Les jeunes Brésiliens interpellent le pape (Courrier International – 22 juillet 2013)

BRESIL – Les jeunes Brésiliens interpellent le pape

Le pape François a adopté un positionnement à gauche sur les questions sociales - AFP

  • Le pape François arrive au Brésil [pour les Journées mondiales de la jeunesse catholique (JMJ), qui se tiennent du 23 au 28 juillet à Rio de Janeiro] pour dire aux jeunes ce que le catholicisme attend d’eux. Il y trouvera des fidèles différents de ceux qu’avaient rencontrés ses deux prédécesseurs : après une longue période de prédominance de l’expérience religieuse individuelle, désormais l’engagement social gagne du terrain. Avec pour étendards l’amélioration de l’accès à la santé et à l’éducation, le respect des différences, la diminution de la violence et le renforcement d’une économie plus solidaire, la nouvelle jeunesse catholique brésilienne cherche à trouver un écho dans les mots de ce pape qui prêche l’humilité et l’amour du prochain.
  • “Aujourd’hui, le jeune veut mieux connaître l’Eglise : il veut qu’elle l’écoute et l’aide dans sa formation religieuse et humaine”, affirme Leonardo Cavalcante, âgé de 23 ans. Le pape est informé des attentes de la jeunesse brésilienne. A Pâques, des autorités religieuses brésiliennes étaient à Rome et ont évoqué le fonctionnement des quelque soixante communautés d’évangélisation de la jeunesse significatives sur le plan national. Les manifestations de juin ont également résonné au Vatican.

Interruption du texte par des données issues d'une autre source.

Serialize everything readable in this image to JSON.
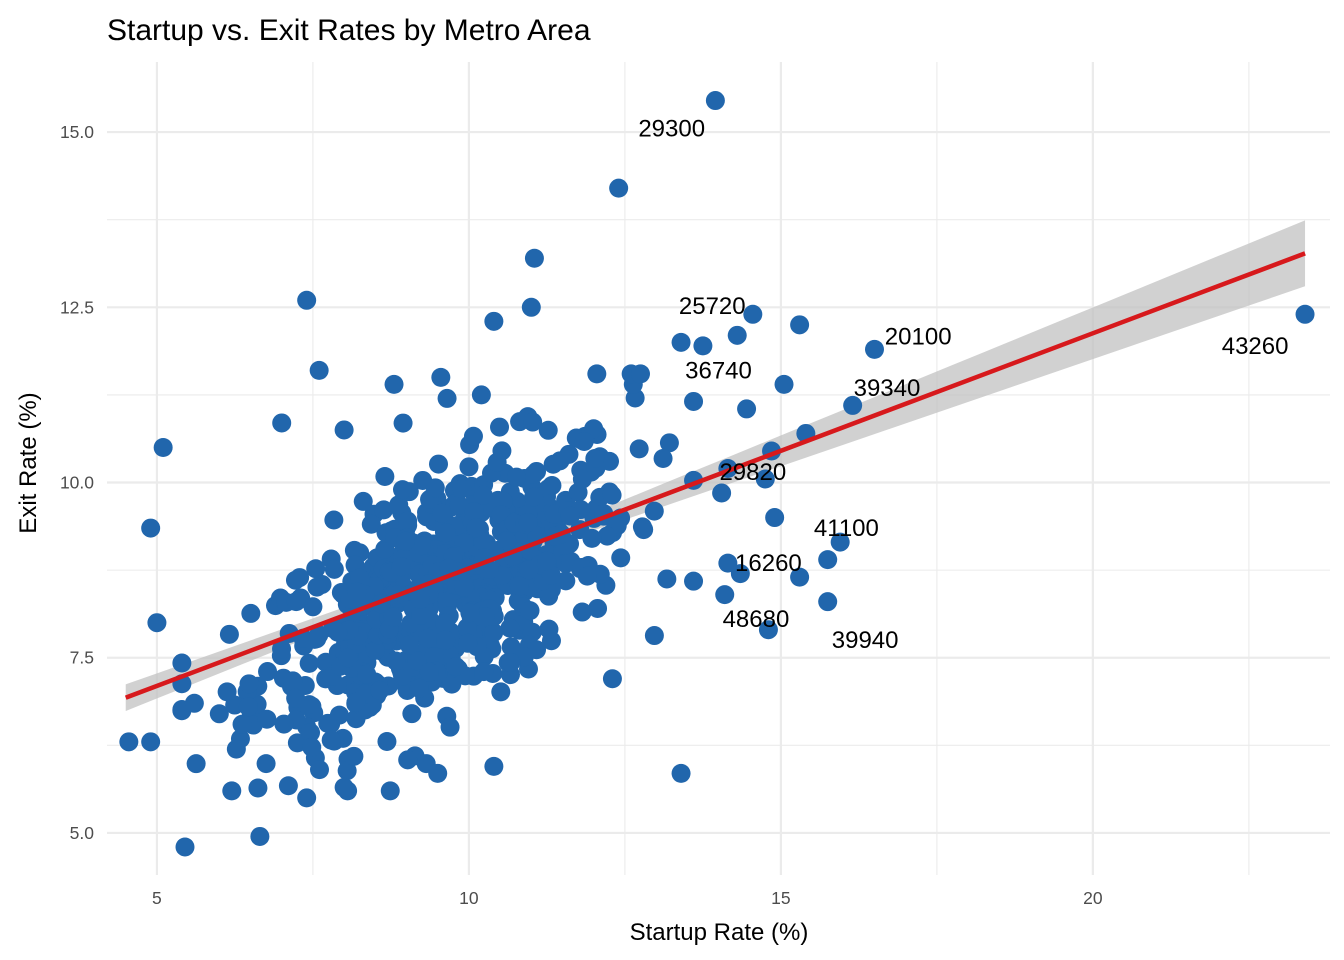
{
  "chart_data": {
    "type": "scatter",
    "title": "Startup vs. Exit Rates by Metro Area",
    "xlabel": "Startup Rate (%)",
    "ylabel": "Exit Rate (%)",
    "xlim": [
      4.2,
      23.8
    ],
    "ylim": [
      4.4,
      16.0
    ],
    "x_ticks": [
      5,
      10,
      15,
      20
    ],
    "x_tick_labels": [
      "5",
      "10",
      "15",
      "20"
    ],
    "y_ticks": [
      5.0,
      7.5,
      10.0,
      12.5,
      15.0
    ],
    "y_tick_labels": [
      "5.0",
      "7.5",
      "10.0",
      "12.5",
      "15.0"
    ],
    "grid": true,
    "legend": "none",
    "colors": {
      "points": "#2166ac",
      "fit_line": "#d7191c",
      "ci_band": "#bfbfbf",
      "grid": "#ebebeb"
    },
    "fit": {
      "method": "linear",
      "x": [
        4.5,
        23.4
      ],
      "y": [
        6.93,
        13.27
      ],
      "ci_halfwidth_at_x": [
        [
          4.5,
          0.19
        ],
        [
          10.0,
          0.07
        ],
        [
          23.4,
          0.47
        ]
      ]
    },
    "cloud": {
      "n": 700,
      "center_x": 9.6,
      "center_y": 8.45,
      "sd_x": 1.5,
      "sd_y": 1.05
    },
    "points": [
      [
        13.95,
        15.45
      ],
      [
        12.4,
        14.2
      ],
      [
        11.05,
        13.2
      ],
      [
        7.4,
        12.6
      ],
      [
        11.0,
        12.5
      ],
      [
        10.4,
        12.3
      ],
      [
        14.55,
        12.4
      ],
      [
        14.3,
        12.1
      ],
      [
        15.3,
        12.25
      ],
      [
        16.5,
        11.9
      ],
      [
        23.4,
        12.4
      ],
      [
        13.4,
        12.0
      ],
      [
        13.75,
        11.95
      ],
      [
        15.05,
        11.4
      ],
      [
        16.15,
        11.1
      ],
      [
        14.45,
        11.05
      ],
      [
        15.4,
        10.7
      ],
      [
        14.85,
        10.45
      ],
      [
        14.15,
        10.2
      ],
      [
        14.05,
        9.85
      ],
      [
        14.75,
        10.05
      ],
      [
        14.9,
        9.5
      ],
      [
        15.95,
        9.15
      ],
      [
        15.75,
        8.9
      ],
      [
        14.15,
        8.85
      ],
      [
        15.3,
        8.65
      ],
      [
        14.35,
        8.7
      ],
      [
        14.1,
        8.4
      ],
      [
        15.75,
        8.3
      ],
      [
        14.8,
        7.9
      ],
      [
        13.4,
        5.85
      ],
      [
        12.3,
        7.2
      ],
      [
        5.1,
        10.5
      ],
      [
        4.9,
        9.35
      ],
      [
        5.0,
        8.0
      ],
      [
        4.55,
        6.3
      ],
      [
        4.9,
        6.3
      ],
      [
        5.45,
        4.8
      ],
      [
        6.65,
        4.95
      ],
      [
        7.0,
        10.85
      ],
      [
        7.6,
        11.6
      ],
      [
        8.8,
        11.4
      ],
      [
        9.55,
        11.5
      ],
      [
        9.65,
        11.2
      ],
      [
        10.2,
        11.25
      ],
      [
        12.05,
        11.55
      ],
      [
        12.6,
        11.55
      ],
      [
        12.75,
        11.55
      ],
      [
        10.4,
        5.95
      ],
      [
        9.5,
        5.85
      ],
      [
        7.4,
        5.5
      ],
      [
        8.0,
        5.65
      ],
      [
        6.0,
        6.7
      ],
      [
        5.6,
        6.85
      ],
      [
        8.0,
        10.75
      ]
    ],
    "labels": [
      {
        "text": "29300",
        "x": 13.95,
        "y": 15.45,
        "dx": -0.7,
        "dy": -0.4
      },
      {
        "text": "25720",
        "x": 14.55,
        "y": 12.4,
        "dx": -0.65,
        "dy": 0.12
      },
      {
        "text": "20100",
        "x": 16.5,
        "y": 11.9,
        "dx": 0.7,
        "dy": 0.18
      },
      {
        "text": "43260",
        "x": 23.4,
        "y": 12.4,
        "dx": -0.8,
        "dy": -0.45
      },
      {
        "text": "36740",
        "x": 15.05,
        "y": 11.4,
        "dx": -1.05,
        "dy": 0.2
      },
      {
        "text": "39340",
        "x": 16.15,
        "y": 11.1,
        "dx": 0.55,
        "dy": 0.25
      },
      {
        "text": "29820",
        "x": 14.85,
        "y": 10.45,
        "dx": -0.3,
        "dy": -0.3
      },
      {
        "text": "41100",
        "x": 15.95,
        "y": 9.15,
        "dx": 0.1,
        "dy": 0.2
      },
      {
        "text": "16260",
        "x": 14.15,
        "y": 8.85,
        "dx": 0.65,
        "dy": 0.0
      },
      {
        "text": "48680",
        "x": 14.1,
        "y": 8.4,
        "dx": 0.5,
        "dy": -0.35
      },
      {
        "text": "39940",
        "x": 15.75,
        "y": 8.3,
        "dx": 0.6,
        "dy": -0.55
      }
    ]
  }
}
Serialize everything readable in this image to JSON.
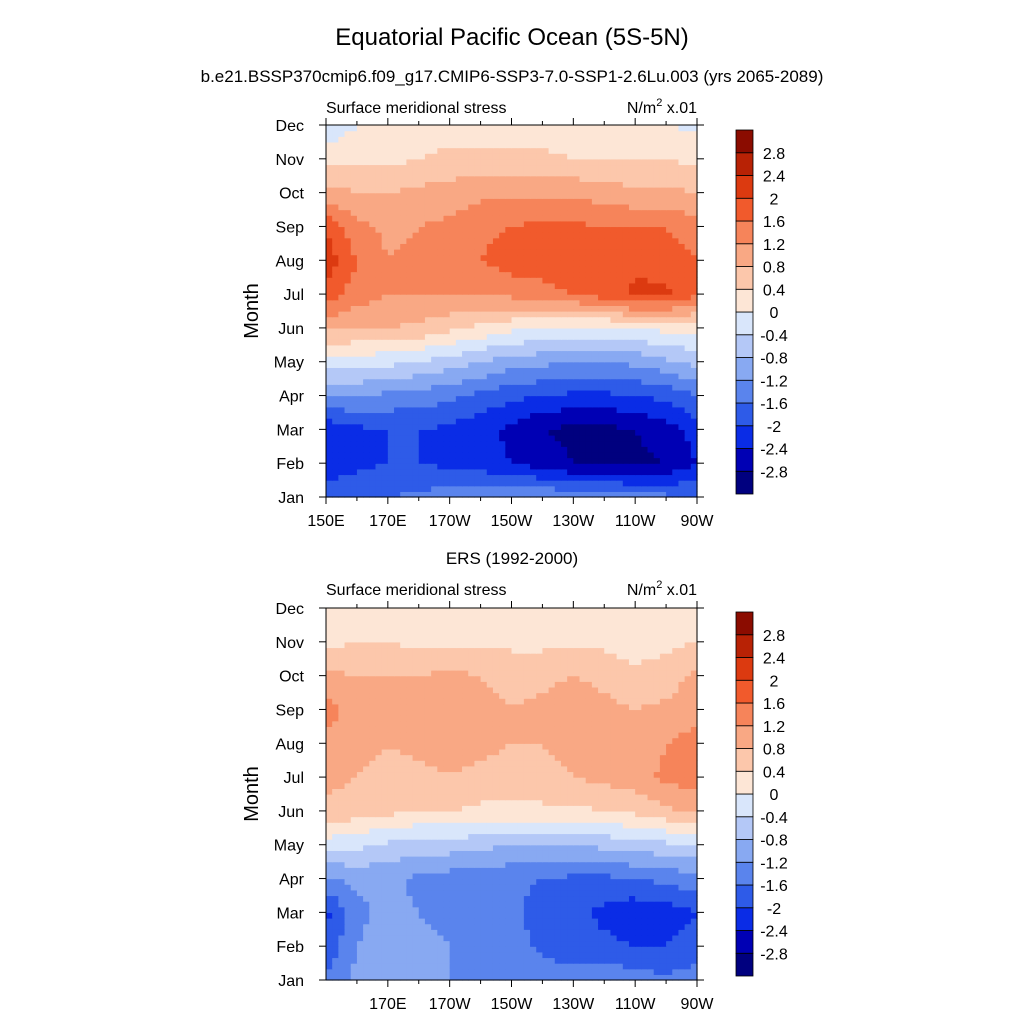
{
  "figure": {
    "title": "Equatorial Pacific Ocean (5S-5N)",
    "case_name": "b.e21.BSSP370cmip6.f09_g17.CMIP6-SSP3-7.0-SSP1-2.6Lu.003 (yrs 2065-2089)",
    "obs_title": "ERS (1992-2000)"
  },
  "colors": {
    "levels_palette": [
      "#00007f",
      "#0000b4",
      "#0a2ce6",
      "#2e5be8",
      "#5a84ed",
      "#88a9f2",
      "#b4c8f7",
      "#d9e6fb",
      "#fde6d6",
      "#fcc7ab",
      "#f9a884",
      "#f6845a",
      "#f15a2c",
      "#dc3a10",
      "#b82205",
      "#8b0c00"
    ]
  },
  "chart_data": [
    {
      "type": "heatmap",
      "panel": "model",
      "left_label": "Surface meridional stress",
      "units_label": "N/m",
      "units_superscript": "2",
      "units_suffix": " x.01",
      "ylabel": "Month",
      "y_ticks": [
        "Jan",
        "Feb",
        "Mar",
        "Apr",
        "May",
        "Jun",
        "Jul",
        "Aug",
        "Sep",
        "Oct",
        "Nov",
        "Dec"
      ],
      "x_ticks": [
        "150E",
        "170E",
        "170W",
        "150W",
        "130W",
        "110W",
        "90W"
      ],
      "x_range": [
        150,
        270
      ],
      "colorbar_labels": [
        "-2.8",
        "-2.4",
        "-2",
        "-1.6",
        "-1.2",
        "-0.8",
        "-0.4",
        "0",
        "0.4",
        "0.8",
        "1.2",
        "1.6",
        "2",
        "2.4",
        "2.8"
      ],
      "lons": [
        150,
        160,
        170,
        180,
        190,
        200,
        210,
        220,
        230,
        240,
        250,
        260,
        270
      ],
      "months": [
        "Jan",
        "Feb",
        "Mar",
        "Apr",
        "May",
        "Jun",
        "Jul",
        "Aug",
        "Sep",
        "Oct",
        "Nov",
        "Dec"
      ],
      "values": [
        [
          -1.7,
          -1.7,
          -1.6,
          -1.5,
          -1.4,
          -1.3,
          -1.3,
          -1.2,
          -1.3,
          -1.3,
          -1.4,
          -1.5,
          -1.6
        ],
        [
          -2.3,
          -2.1,
          -2.0,
          -2.0,
          -2.1,
          -2.2,
          -2.4,
          -2.6,
          -2.8,
          -2.9,
          -2.9,
          -2.8,
          -2.4
        ],
        [
          -2.3,
          -2.1,
          -2.0,
          -2.0,
          -2.1,
          -2.3,
          -2.5,
          -2.8,
          -2.9,
          -2.9,
          -2.8,
          -2.6,
          -2.2
        ],
        [
          -1.2,
          -1.2,
          -1.3,
          -1.4,
          -1.5,
          -1.7,
          -1.9,
          -2.0,
          -2.1,
          -2.1,
          -2.0,
          -1.9,
          -1.6
        ],
        [
          -0.2,
          -0.2,
          -0.3,
          -0.4,
          -0.6,
          -0.8,
          -1.0,
          -1.1,
          -1.2,
          -1.2,
          -1.1,
          -0.9,
          -0.7
        ],
        [
          0.9,
          0.8,
          0.8,
          0.7,
          0.5,
          0.3,
          0.1,
          0.0,
          -0.1,
          -0.1,
          0.0,
          0.1,
          0.2
        ],
        [
          1.8,
          1.4,
          1.2,
          1.2,
          1.2,
          1.2,
          1.3,
          1.4,
          1.6,
          1.8,
          2.1,
          2.1,
          1.6
        ],
        [
          2.3,
          1.6,
          1.2,
          1.3,
          1.4,
          1.6,
          1.8,
          1.9,
          1.9,
          1.8,
          1.9,
          1.8,
          1.6
        ],
        [
          1.9,
          1.3,
          1.1,
          1.2,
          1.3,
          1.5,
          1.6,
          1.7,
          1.7,
          1.6,
          1.6,
          1.6,
          1.4
        ],
        [
          1.0,
          0.8,
          0.8,
          0.9,
          1.0,
          1.1,
          1.1,
          1.1,
          1.1,
          1.0,
          0.9,
          0.9,
          0.8
        ],
        [
          0.2,
          0.3,
          0.3,
          0.4,
          0.5,
          0.5,
          0.5,
          0.5,
          0.4,
          0.4,
          0.4,
          0.4,
          0.3
        ],
        [
          -0.3,
          0.0,
          0.1,
          0.2,
          0.2,
          0.2,
          0.2,
          0.2,
          0.1,
          0.1,
          0.1,
          0.0,
          -0.1
        ]
      ]
    },
    {
      "type": "heatmap",
      "panel": "obs",
      "left_label": "Surface meridional stress",
      "units_label": "N/m",
      "units_superscript": "2",
      "units_suffix": " x.01",
      "ylabel": "Month",
      "y_ticks": [
        "Jan",
        "Feb",
        "Mar",
        "Apr",
        "May",
        "Jun",
        "Jul",
        "Aug",
        "Sep",
        "Oct",
        "Nov",
        "Dec"
      ],
      "x_ticks": [
        "170E",
        "170W",
        "150W",
        "130W",
        "110W",
        "90W"
      ],
      "x_range": [
        150,
        270
      ],
      "colorbar_labels": [
        "-2.8",
        "-2.4",
        "-2",
        "-1.6",
        "-1.2",
        "-0.8",
        "-0.4",
        "0",
        "0.4",
        "0.8",
        "1.2",
        "1.6",
        "2",
        "2.4",
        "2.8"
      ],
      "lons": [
        150,
        160,
        170,
        180,
        190,
        200,
        210,
        220,
        230,
        240,
        250,
        260,
        270
      ],
      "months": [
        "Jan",
        "Feb",
        "Mar",
        "Apr",
        "May",
        "Jun",
        "Jul",
        "Aug",
        "Sep",
        "Oct",
        "Nov",
        "Dec"
      ],
      "values": [
        [
          -1.5,
          -1.1,
          -0.9,
          -1.0,
          -1.2,
          -1.2,
          -1.3,
          -1.4,
          -1.4,
          -1.3,
          -1.4,
          -1.5,
          -1.4
        ],
        [
          -1.9,
          -1.2,
          -1.0,
          -1.1,
          -1.2,
          -1.3,
          -1.4,
          -1.7,
          -1.8,
          -1.9,
          -2.0,
          -2.0,
          -1.8
        ],
        [
          -2.1,
          -1.3,
          -1.1,
          -1.2,
          -1.3,
          -1.4,
          -1.5,
          -1.8,
          -1.9,
          -2.1,
          -2.3,
          -2.2,
          -2.0
        ],
        [
          -1.3,
          -1.1,
          -1.1,
          -1.3,
          -1.4,
          -1.5,
          -1.5,
          -1.6,
          -1.7,
          -1.7,
          -1.6,
          -1.5,
          -1.3
        ],
        [
          -0.2,
          -0.3,
          -0.5,
          -0.6,
          -0.6,
          -0.7,
          -0.8,
          -0.8,
          -0.8,
          -0.7,
          -0.6,
          -0.5,
          -0.5
        ],
        [
          0.7,
          0.6,
          0.5,
          0.4,
          0.4,
          0.3,
          0.3,
          0.3,
          0.3,
          0.4,
          0.5,
          0.7,
          0.9
        ],
        [
          0.9,
          0.8,
          0.7,
          0.7,
          0.8,
          0.7,
          0.6,
          0.7,
          0.8,
          0.9,
          1.0,
          1.3,
          1.4
        ],
        [
          1.1,
          0.9,
          0.8,
          0.9,
          0.9,
          0.9,
          0.8,
          0.8,
          0.9,
          1.0,
          0.9,
          1.2,
          1.4
        ],
        [
          1.4,
          1.0,
          0.9,
          1.0,
          1.0,
          0.9,
          0.8,
          0.9,
          1.0,
          0.9,
          0.8,
          0.9,
          1.0
        ],
        [
          0.9,
          0.8,
          0.8,
          0.8,
          0.9,
          0.8,
          0.7,
          0.7,
          0.8,
          0.7,
          0.5,
          0.6,
          0.9
        ],
        [
          0.3,
          0.4,
          0.4,
          0.3,
          0.3,
          0.3,
          0.3,
          0.3,
          0.3,
          0.3,
          0.2,
          0.3,
          0.4
        ],
        [
          0.0,
          0.1,
          0.1,
          0.0,
          0.0,
          0.1,
          0.0,
          0.1,
          0.0,
          0.0,
          0.0,
          0.1,
          0.1
        ]
      ]
    }
  ]
}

Le sommet de l’Eglise a modifié en conséquence les discours du pape pour les JMJ. A Rio, le pape devra dialoguer et indiquer des chemins pour la jeunesse, qui veut se nourrir de la parole de Dieu non seulement pour prendre soin de sa spiritualité, mais pour aider à changer le monde, à l’instar de Leonardo Cavalcante. Membre de la pastorale universitaire, il a voyagé en Argentine et au Chili pour promouvoir le bien et l’égalité dans des communautés pauvres, et il fait de même au Brésil. Ce programme de la pastorale envoie des étudiants dans un lieu où règne la pauvreté afin qu’ils mettent en pratique leurs aptitudes professionnelles en construisant et en rénovant des bibliothèques, en réalisant des conférences sur la santé et les droits de l’homme ou en offrant des consultations dentaires. “La jeunesse veut mettre davantage les mains dans le cambouis, montrer qu’elle peut changer le monde”, dit-il, lui qui est également volontaire de la section universités de la Conférence nationale des évêques du Brésil (CNBB).
  • Aujourd’hui, le jeune catholique qui veut transformer la société est soit lié à la Pastorale de la jeunesse (PJ), soit aux Communautés ecclésiales de base (CEB). Entre les années 1960 et 1980 [pendant la dictature], les CEB constituaient le seul espace viable pour qui voulait agir politiquement et socialement. Avant de perdre de l’importance du fait de la politique en vigueur au Vatican lors deux derniers pontificats et de la démocratisation du pays. Désormais, ils retrouvent de la couleur grâce aux nouvelles attentes des fidèles. Selon la CNBB, il y avait 70 500 CEB dans le pays en 1995. Avec l’augmentation du nombre de paroisses, on est passé aujourd’hui à 107 000. Pedro Romero, 16 ans, et Taynah, sa sœur âgée de 20 ans, en sont un exemple. Leur mère a été formée religieusement dans une CEB du quartier de Belém, à l’est de São Paulo, où existait un fort engagement des laïcs avec une action sociale de grande ampleur. Aujourd’hui, Pedro et Taynah y participent à leur tour. Dans les rencontres auxquelles ils assistent, ils discutent de sujets comme la famille, l’éducation ou la sécurité et définissent des stratégies pour que leurs demandes soient entendues et mises en pratique. “Nous étions aux manifestations du Movimento Passe Livre [mouvement défendant la gratuité des transports, à l’origine des plus grandes manifestations au Brésil depuis vingt ans] et nous avons défendu nos idées, notamment notre opposition aux projets de réduction de la majorité pénale,explique Taynah. On ne s’arrête pas à la spiritualité.”
  • Priscila Naves, 21 ans, coordinatrice nationale de la PJ étudiante, souligne que cette volonté d’agir dans le champ social est un souhait de la Pastorale. “C’est le résultat de ce que nous appelons l’éducation émancipatrice.” Cette formation commence à l’âge de 10 ans, avec des discussions qui concourent à la construction du caractère et de l’identité de l’enfant. “Nous œuvrons pour que le jeune en question ait une vision critique du monde et qu’à partir de là il propose des changements”,précise-t-elle.